Revenons à votre diagnostic sur l’état du pays. Vous avez parlé du chômage et de l’éducation. Y a-t-il d’autres évolutions qui vous préoccupent ?
Oui. Le développement de la corruption. Elle existe partout, même dans les pays de vieille tradition démocratique. Mais elle est dénoncée dans la presse et on installe en permanence des outils pour la combattre. Il faut une justice indépendante pour lutter efficacement contre ce véritable cancer, qui se répercute dans le comportement général du citoyen, avec le triomphe de la « débrouillardise », et aussi dans celui des acteurs économiques. Pourquoi, malgré toutes les facilités et toutes les incitations existantes, nos opérateurs économiques n’investissent-ils plus ? C’est bien la preuve que les gens n’ont plus confiance.
Pour finir, quelle doit être l’attitude de l’opposition démocratique vis-à-vis des islamistes d’Ennahdha et des gens qui ont milité au sein de ce parti interdit ? Faut-il les intégrer, dialoguer avec eux ou, au contraire, maintenir une sorte de cordon sanitaire entre « eux » et « vous » ?

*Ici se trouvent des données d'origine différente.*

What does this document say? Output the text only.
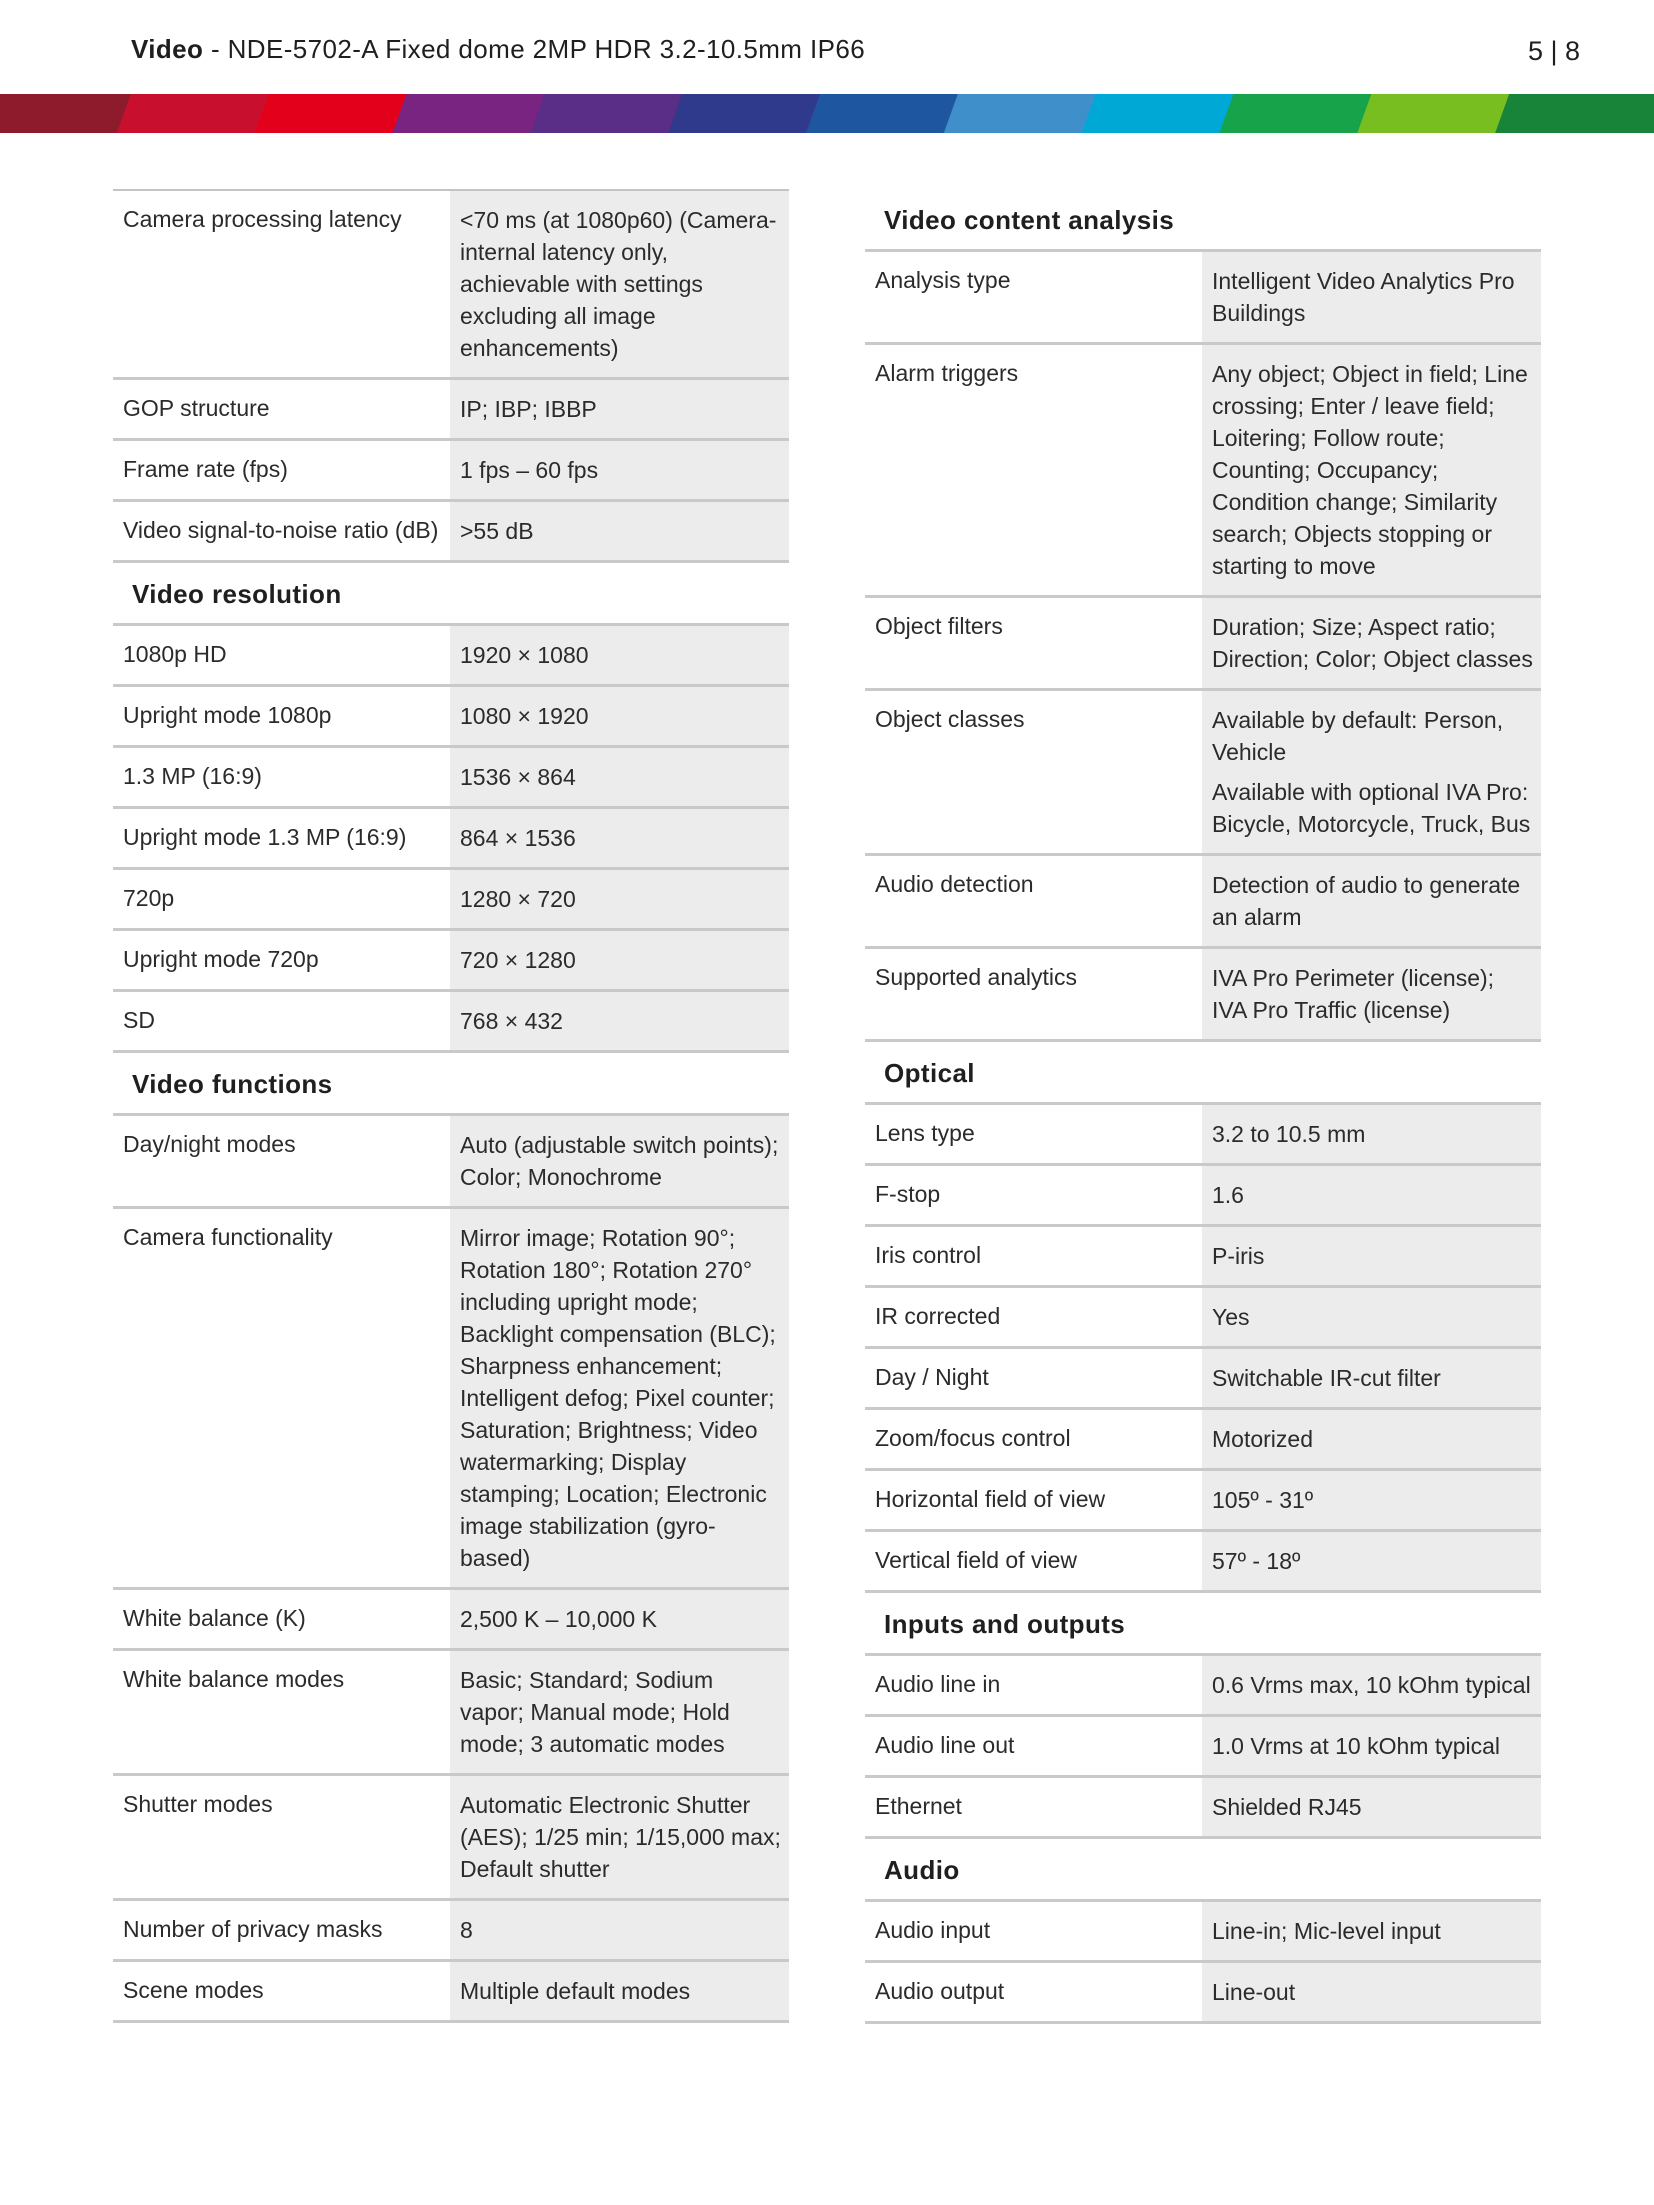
Video - NDE-5702-A Fixed dome 2MP HDR 3.2-10.5mm IP66	5 | 8
Camera processing latency	<70 ms (at 1080p60) (Camera-internal latency only, achievable with settings excluding all image enhancements)
GOP structure	IP; IBP; IBBP
Frame rate (fps)	1 fps – 60 fps
Video signal-to-noise ratio (dB) >55 dB
Video resolution
1080p HD	1920 × 1080
Upright mode 1080p	1080 × 1920
1.3 MP (16:9)	1536 × 864
Upright mode 1.3 MP (16:9)	864 × 1536
720p	1280 × 720
Upright mode 720p	720 × 1280
SD	768 × 432
Video functions
Day/night modes	Auto (adjustable switch points); Color; Monochrome
Camera functionality	Mirror image; Rotation 90°; Rotation 180°; Rotation 270° including upright mode; Backlight compensation (BLC); Sharpness enhancement; Intelligent defog; Pixel counter; Saturation; Brightness; Video watermarking; Display stamping; Location; Electronic image stabilization (gyro-based)
White balance (K)	2,500 K – 10,000 K
White balance modes	Basic; Standard; Sodium vapor; Manual mode; Hold mode; 3 automatic modes
Shutter modes	Automatic Electronic Shutter (AES); 1/25 min; 1/15,000 max; Default shutter
Number of privacy masks	8
Scene modes	Multiple default modes
Video content analysis
Analysis type	Intelligent Video Analytics Pro Buildings
Alarm triggers	Any object; Object in field; Line crossing; Enter / leave field; Loitering; Follow route; Counting; Occupancy; Condition change; Similarity search; Objects stopping or starting to move
Object filters	Duration; Size; Aspect ratio; Direction; Color; Object classes
Object classes	Available by default: Person, Vehicle

Available with optional IVA Pro: Bicycle, Motorcycle, Truck, Bus

Audio detection	Detection of audio to generate an alarm
Supported analytics	IVA Pro Perimeter (license); IVA Pro Traffic (license)
Optical
Lens type	3.2 to 10.5 mm
F-stop	1.6
Iris control	P-iris
IR corrected	Yes
Day / Night	Switchable IR-cut filter
Zoom/focus control	Motorized
Horizontal field of view	105º - 31º
Vertical field of view	57º - 18º
Inputs and outputs
Audio line in	0.6 Vrms max, 10 kOhm typical
Audio line out	1.0 Vrms at 10 kOhm typical
Ethernet	Shielded RJ45
Audio
Audio input	Line-in; Mic-level input
Audio output	Line-out
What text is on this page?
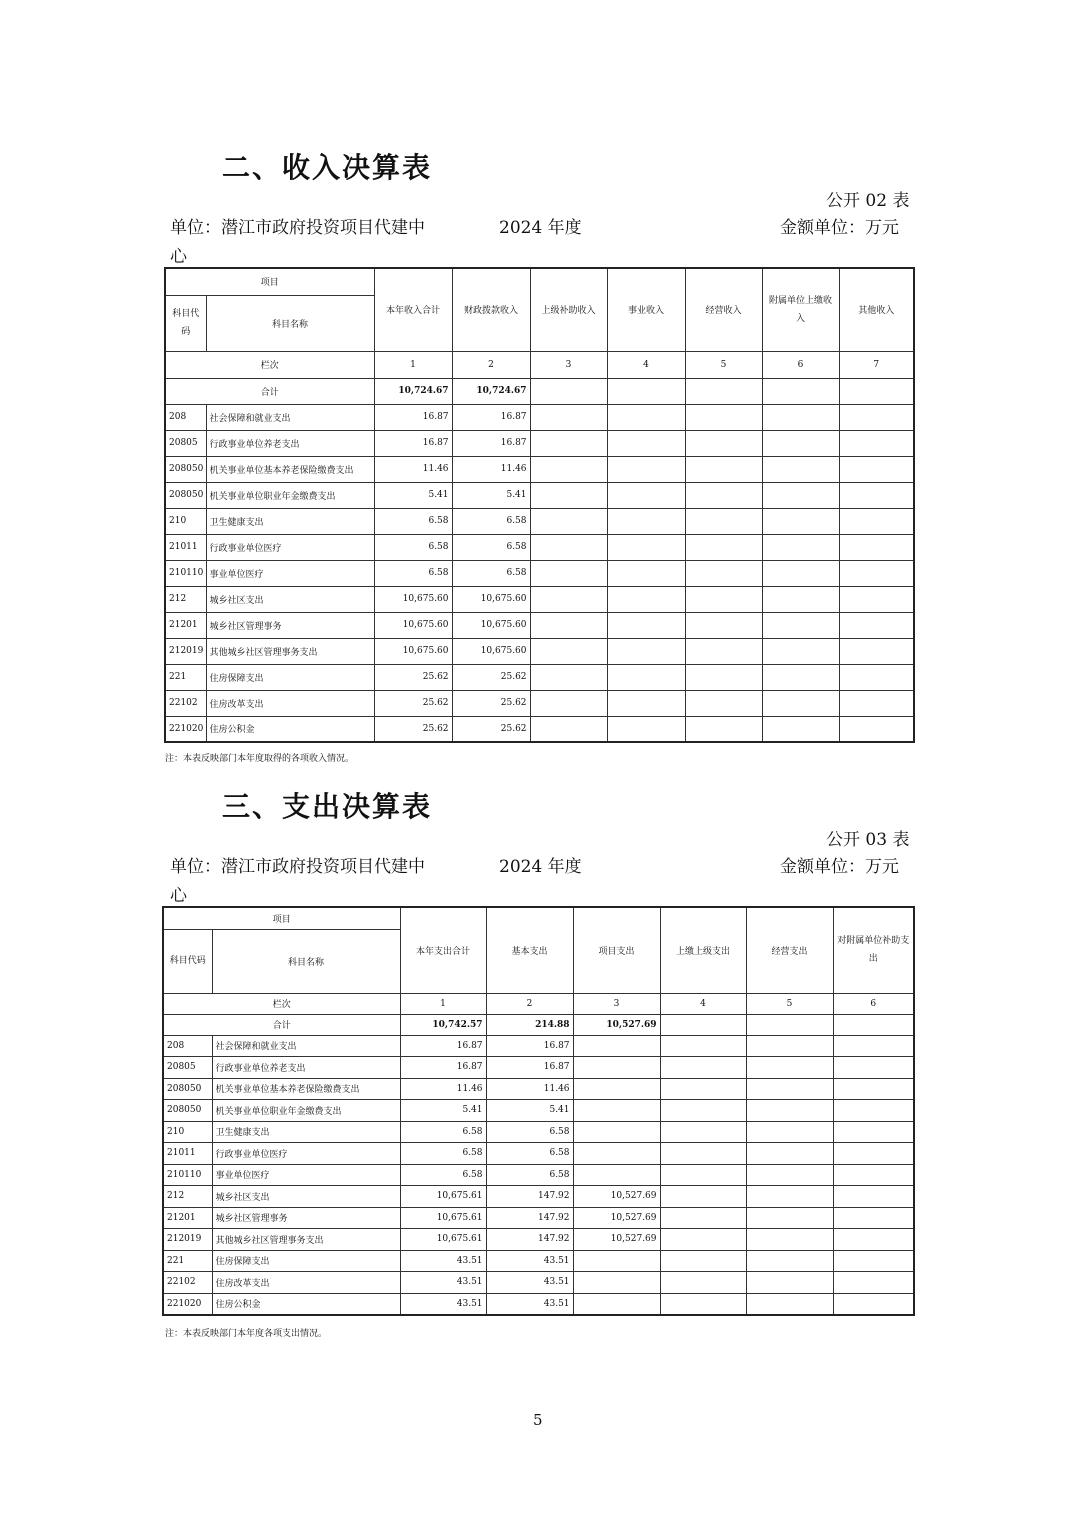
二、收入决算表
公开 02 表
单位：潜江市政府投资项目代建中	2024 年度	金额单位：万元
心
项目		本年收入合计	财政拨款收入	上级补助收入	事业收入	经营收入	附属单位上缴收入	其他收入
科目代码	科目名称							
栏次		1	2	3	4	5	6	7
合计		10,724.67	10,724.67					
208	社会保障和就业支出	16.87	16.87					
20805	行政事业单位养老支出	16.87	16.87					
208050	机关事业单位基本养老保险缴费支出	11.46	11.46					
208050	机关事业单位职业年金缴费支出	5.41	5.41					
210	卫生健康支出	6.58	6.58					
21011	行政事业单位医疗	6.58	6.58					
210110	事业单位医疗	6.58	6.58					
212	城乡社区支出	10,675.60	10,675.60					
21201	城乡社区管理事务	10,675.60	10,675.60					
212019	其他城乡社区管理事务支出	10,675.60	10,675.60					
221	住房保障支出	25.62	25.62					
22102	住房改革支出	25.62	25.62					
221020	住房公积金	25.62	25.62					
注：本表反映部门本年度取得的各项收入情况。
三、支出决算表
公开 03 表
单位：潜江市政府投资项目代建中	2024 年度	金额单位：万元
心
项目		本年支出合计	基本支出	项目支出	上缴上级支出	经营支出	对附属单位补助支出
科目代码	科目名称						
栏次		1	2	3	4	5	6
合计		10,742.57	214.88	10,527.69			
208	社会保障和就业支出	16.87	16.87				
20805	行政事业单位养老支出	16.87	16.87				
208050	机关事业单位基本养老保险缴费支出	11.46	11.46				
208050	机关事业单位职业年金缴费支出	5.41	5.41				
210	卫生健康支出	6.58	6.58				
21011	行政事业单位医疗	6.58	6.58				
210110	事业单位医疗	6.58	6.58				
212	城乡社区支出	10,675.61	147.92	10,527.69			
21201	城乡社区管理事务	10,675.61	147.92	10,527.69			
212019	其他城乡社区管理事务支出	10,675.61	147.92	10,527.69			
221	住房保障支出	43.51	43.51				
22102	住房改革支出	43.51	43.51				
221020	住房公积金	43.51	43.51				
注：本表反映部门本年度各项支出情况。
5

C’est un problème complexe, qui mériterait un grand débat national et qui a été complètement escamoté. Je suis partisan du dialogue avec les islamistes qui prônent la démocratie dans leurs déclarations. Mais ce dialogue doit s’inscrire à l’intérieur d’un cadre dessiné par les acquis républicains : le code du statut personnel et les règles démocratiques, qui sont des règles universelles et que chacun doit accepter sans réserve. Ce dialogue, nous l’avons instauré, avec d’autres, dans le Collectif du 18 octobre. Il progresse. Trop lentement au goût de certains. Personnellement, je ne suis pas pressé. Nous sommes en train de constituer un socle, immuable, consensuel, qui nous permettra de ne pas vivre dans l’angoisse du lendemain. Les islamistes ont été diabolisés, et cela a surtout servi à justifier la répression. On a aussi peut-être exagéré leur audience. Je ne suis pas certain que si demain il y avait des élections sincères, auxquelles ils participeraient, ils seraient majoritaires. Enfin, Ennahdha ne représente pas tous les islamistes. L’organisation est dépassée, sur sa droite, par des phénomènes beaucoup plus dangereux de djihadisme. Je n’ai pas peur de la confrontation avec Ennahdha. La société tunisienne a connu de grandes avancées économiques et sociales sous Bourguiba et sous Ben Ali. Les femmes y sont libres, scolarisées et éduquées depuis plus de cinquante ans. Elle est en mesure de sécréter assez d’anticorps contre toute velléité de retour en arrière.